The block in parenthesis is repeated for each factor of the assay (parenthesis and wild-card characters does not appear in the final result but are just used here to represent the repeatable block). All spaces contained in the factor names or values are replaced by underscore.

Example of assay name:

	Sample Name = Triticum_aestivum_aestivum-A-a
	Factor Name 1 = tr (treatment)
	Factor Value 1 = n (nitrate)
	Factor Name 2 = wa (watering)
	Factor Value 2 = d (drought)
	Campaign = 2007
	Date = 2007-02-12

	Assay Name = Triticum_aestivum_aestivum-A-a-tr:n-wa:d-2007-2007-02-12

#### Characteristics
The "Characteristics [<term>]" columns are used to describe the assay. The "<term>" in the column header is replaced by the name of the characteristic.

Ephesis data can have a wide array of assay's characteristics like: plant level characteristics (e.g. pot, block, position, etc.), time scale (e.g. months), etc.

### 4.2 Attached files
Each assay can have a data file and a trait definition file associated.

#### 4.2.1 Data File
The data file obtained in the measurement of traits are associated to assays in the assay file under the "Derived Data File" column. This column contains the name of the data file that has been joined in the ISATAB archive.

The derived data file (named "d_<study name>.txt") is not a part of the ISATAB standard but its format resembles of ISATAB. The derived data file is a tabulation separated value file which uses the column layout shown below.

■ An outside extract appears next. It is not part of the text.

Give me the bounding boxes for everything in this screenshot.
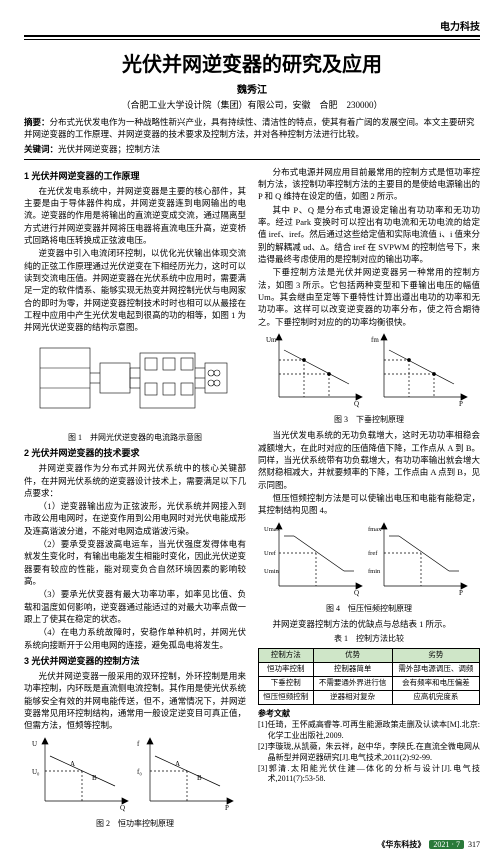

+------------+------------------------+
| Assay Name | Trait Value [<trait>]* |
+------------+------------------------+

_* Repeatable column_

This file lists assays and for each of them lists their trait value (measurements). The "Assay Name" column uses the same identifier as in the Assay Name column in the assay file. The following columns lists trait value for an assay using the "Trait Value [<trait>]" column where "<trait>" is replaced by the name of the trait. The trait used in this file should be defined in the trait definition file (see next part).

#### 4.2.2 Trait Definition File
For each assay, the traits used in the data files should be defined in a trait definition file. In the assay file, the "Comment [Trait Definition File]" column contains the name of this file located in the ISATAB archive.
As the derived data file, the trait definition file (named "tdf_<study name>.txt") is not a part of the ISATAB standard (yet resembles ISATAB's format).The file uses the column layout shown below.

+------------+-----------+-------------+----------+------+-------+
| Trait Name | Full Name | Description | Protocol | Unit | Scale |
+------------+-----------+-------------+----------+------+-------+

##### Trait identification
The "Trait Name" column lists all traits used in the derived data file and if the trait name is abbreviated, the "Full Name" column contains the non-abbreviated trait name.

"Description" is an optional column with free text values used to described the trait more precisely.

##### Measurement
The "Protocol" column is used to define the protocol used in the measurement of the trait.

The "Unit" column contains the unit of the measurement of the trait.

When the trait corresponds to a qualitative value, the "Scale" column lists the possible values of the trait.